Herta Müller'in en iyi 3 kitabı

Alman edebiyatı her zaman çok çeşitli türlerden yazarlardan oluşan ilginç bir topluluk olmuştur.Romantik, gerçekçi, sembolik akımlarda ya da her tarihsel dönemde uygun olan her şeyde doğal bağlamsallaştırmalarıyla varoluşçu anlatıcıların baskınlığıyla.

Germen, herhangi bir kurmaca veya kurmaca olmayan türde, varlık kavramına yönelik bu epistemolojik nokta ile bağlantılı görünüyor.

Kulağa derin gelebilir ve öyle. Ancak iyi bir yazarın erdemi, bu kalıntıyı, anlatı alanı ne olursa olsun sınırladığından bırakmakta yatar. İtibaren Goethe ve Schopenhauer, geçiyor Nietzsche ve uzanmak Hermann Hesse, Günter Grass,ya da neden olmasın Patrick Suskind o Michael Ende.
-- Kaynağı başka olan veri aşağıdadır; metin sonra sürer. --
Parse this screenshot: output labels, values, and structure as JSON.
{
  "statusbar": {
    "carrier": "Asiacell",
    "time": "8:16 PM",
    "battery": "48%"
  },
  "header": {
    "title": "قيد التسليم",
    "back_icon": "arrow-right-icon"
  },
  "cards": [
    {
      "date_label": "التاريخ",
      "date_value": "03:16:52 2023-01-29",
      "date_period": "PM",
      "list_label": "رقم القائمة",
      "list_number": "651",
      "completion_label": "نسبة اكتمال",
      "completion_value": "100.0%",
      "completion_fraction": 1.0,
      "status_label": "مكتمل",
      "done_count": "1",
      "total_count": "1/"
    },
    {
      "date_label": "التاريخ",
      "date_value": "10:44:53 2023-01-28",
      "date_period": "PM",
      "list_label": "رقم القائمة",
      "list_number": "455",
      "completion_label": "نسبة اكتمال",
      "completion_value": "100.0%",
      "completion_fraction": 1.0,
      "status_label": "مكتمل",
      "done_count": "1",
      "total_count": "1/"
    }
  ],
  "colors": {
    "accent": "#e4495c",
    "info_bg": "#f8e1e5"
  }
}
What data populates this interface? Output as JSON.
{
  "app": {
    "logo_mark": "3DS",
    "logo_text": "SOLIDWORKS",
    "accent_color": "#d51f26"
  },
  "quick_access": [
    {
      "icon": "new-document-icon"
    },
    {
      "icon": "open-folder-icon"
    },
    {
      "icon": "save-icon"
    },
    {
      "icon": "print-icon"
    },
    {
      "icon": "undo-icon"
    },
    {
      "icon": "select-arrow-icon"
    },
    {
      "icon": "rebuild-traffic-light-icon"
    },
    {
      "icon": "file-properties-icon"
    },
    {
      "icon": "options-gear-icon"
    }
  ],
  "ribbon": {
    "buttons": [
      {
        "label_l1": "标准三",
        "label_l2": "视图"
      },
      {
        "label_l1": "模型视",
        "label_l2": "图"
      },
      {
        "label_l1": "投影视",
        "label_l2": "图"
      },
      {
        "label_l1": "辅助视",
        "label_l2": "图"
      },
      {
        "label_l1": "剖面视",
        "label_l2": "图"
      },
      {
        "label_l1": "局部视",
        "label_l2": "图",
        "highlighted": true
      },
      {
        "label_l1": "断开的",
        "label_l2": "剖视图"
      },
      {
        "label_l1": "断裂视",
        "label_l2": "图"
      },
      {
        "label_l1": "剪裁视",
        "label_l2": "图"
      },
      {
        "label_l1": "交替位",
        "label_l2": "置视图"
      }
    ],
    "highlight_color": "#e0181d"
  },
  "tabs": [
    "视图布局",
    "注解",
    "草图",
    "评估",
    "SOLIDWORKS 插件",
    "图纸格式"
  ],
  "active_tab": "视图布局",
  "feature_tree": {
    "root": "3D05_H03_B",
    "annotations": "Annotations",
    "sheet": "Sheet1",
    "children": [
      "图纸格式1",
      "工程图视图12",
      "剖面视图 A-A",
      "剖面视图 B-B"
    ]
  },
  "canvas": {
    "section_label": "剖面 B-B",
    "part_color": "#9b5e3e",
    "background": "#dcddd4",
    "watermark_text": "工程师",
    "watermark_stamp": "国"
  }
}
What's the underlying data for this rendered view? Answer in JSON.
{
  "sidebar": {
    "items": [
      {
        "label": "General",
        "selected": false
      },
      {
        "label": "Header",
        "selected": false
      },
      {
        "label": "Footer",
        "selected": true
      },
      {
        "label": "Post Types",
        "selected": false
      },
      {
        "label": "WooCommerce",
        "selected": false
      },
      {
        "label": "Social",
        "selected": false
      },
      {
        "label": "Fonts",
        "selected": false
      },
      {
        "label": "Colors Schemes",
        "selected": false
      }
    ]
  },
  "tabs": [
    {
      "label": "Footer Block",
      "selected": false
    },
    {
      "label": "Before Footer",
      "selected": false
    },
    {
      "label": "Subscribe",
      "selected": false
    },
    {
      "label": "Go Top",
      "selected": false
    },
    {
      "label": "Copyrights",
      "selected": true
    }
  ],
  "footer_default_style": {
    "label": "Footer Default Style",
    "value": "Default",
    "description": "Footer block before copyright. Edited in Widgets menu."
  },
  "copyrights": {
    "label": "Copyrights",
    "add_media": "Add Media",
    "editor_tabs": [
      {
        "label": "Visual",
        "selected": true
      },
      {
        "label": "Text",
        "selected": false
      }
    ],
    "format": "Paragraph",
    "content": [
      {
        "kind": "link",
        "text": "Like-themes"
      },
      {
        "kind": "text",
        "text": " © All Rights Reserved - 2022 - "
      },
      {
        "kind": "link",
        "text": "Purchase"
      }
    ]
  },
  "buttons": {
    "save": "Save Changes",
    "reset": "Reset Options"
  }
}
Bu yüzden en iyisini analiz edin Herta Müller Pek çok iniş çıkışlara maruz kalmış bir Avrupa'nın kalbinden yaratıcının bir yarası olarak bu derin mirasa girmeyi varsayar. Yazarların vakanüvis gibi davranmaya mecbur bırakıldığı bir miras.

Ve esasen Herta Müller, tarih-içi olayların kronikleştiricisidir. neredeyse her zaman karanlık zamanları, uzlaşmaları ve her zaman pek çok tarihi olay arasında ilerleyen insanların tanıklığı ile Romanya'ya odaklandı.

Herta Müller tarafından önerilen en iyi 3 kitap

ovalarda

Transandantal yazarın bir zamanın ve Romanya gibi bir ülkenin vakanüvisi olarak keşfi ve nihayet otoriterliğe maruz kalan herhangi bir yer için tahmin edilebilir.

Bir kızın, zaman zaman çocukluğun taşan ve umutlu hayal gücünde yüceltilen acımasız bir dünyaya girme vizyonundan daha iyi bir şey yoktur. Diktatörlüğün en kötü yanı, korku yoluyla kurduğu izolasyondur. Tabii ki, bu eserin 1982'de yayılması, ülkesinde doğrudan sansür olmadığında sert eleştirilerdi.

Kahraman kızın ve küçük bir Rumen kasabasının sakinlerinin deneyimleri etrafındaki hikayelerin kompozisyonunun zenginliği, sessiz ve sadece çocukların ifade edebileceği, çıplak kralı gören ve koruması altındaki yetişkinler gibi, o ortamla dolu. zalim olmak, her şeye muktedir olmak.

ovalarda

kalp canavarı

Duyguları aşan ve hatta içgüdüsel hale gelen son derece görsel bir korku metaforu. Bu hikayenin dönüm noktası, sonunda diktatörlüğün sefil baskıcı duygusuna yenik düşen Lola'nın ölümüyle belirlenir.

Sadece intiharı, arkadaşlarının aynı nihai umutsuzlukla içlerine yuva yapmalarına izin vermeden canavara yenik düşmemek için komplo kurmaları için bir teşvik görevi görür.

Gençler açısından bakıldığında, Çavuşesku rejiminin tüm kurumsallaşmış yolsuzlukları, keyfiliği ve tüm insan haklarına saygısızlığıyla biliniyor. Sadece onlar, gençler boğucu bir statükonun tuzağından kurtulabilir.

kalp canavarı

Tilki kürkü

Kötü olan her şey bir noktada biter. Çavuşesku diktatörlüğü ülkesini sosyal, ahlaki ve ekonomik bir çorak araziye bıraktı. Bu romanda onun son günlerine, sona ermekte olan bir diktatörlüğün son anlarına odaklanıyoruz. Ama özgürlüğün yakınında kurtuluştan kurtuluş bulamıyoruz.

Sürekli bir dizi senaryoda, neredeyse bir din haline getirilmiş, kurumsallaşmış korkunun uzun dokunaçlarının gücü bize sunuluyor.

Bazıları rejimin gölgesinde ve yararına düşüşünü gördükleri için, bazıları ise zincirlerden arınmış bir yaşamla ne yapılabileceğini bilmedikleri için. Kısacası, siyasi trajedinin sona ermesinden önceki o günlerde, hiçbir şey iyi duygulara işaret etmiyor gibi görünüyor, daha çok yabancılaşmış varlıkların uçuruma yavaş yaklaşması gibi görünüyor.

tilki kürkü herta müller
5 / 5 - (8 oy)

Yorum yapın

Bu site spam'i azaltmak için Akismet'i kullanıyor. Yorum verilerinizin nasıl işlendiğini öğrenin.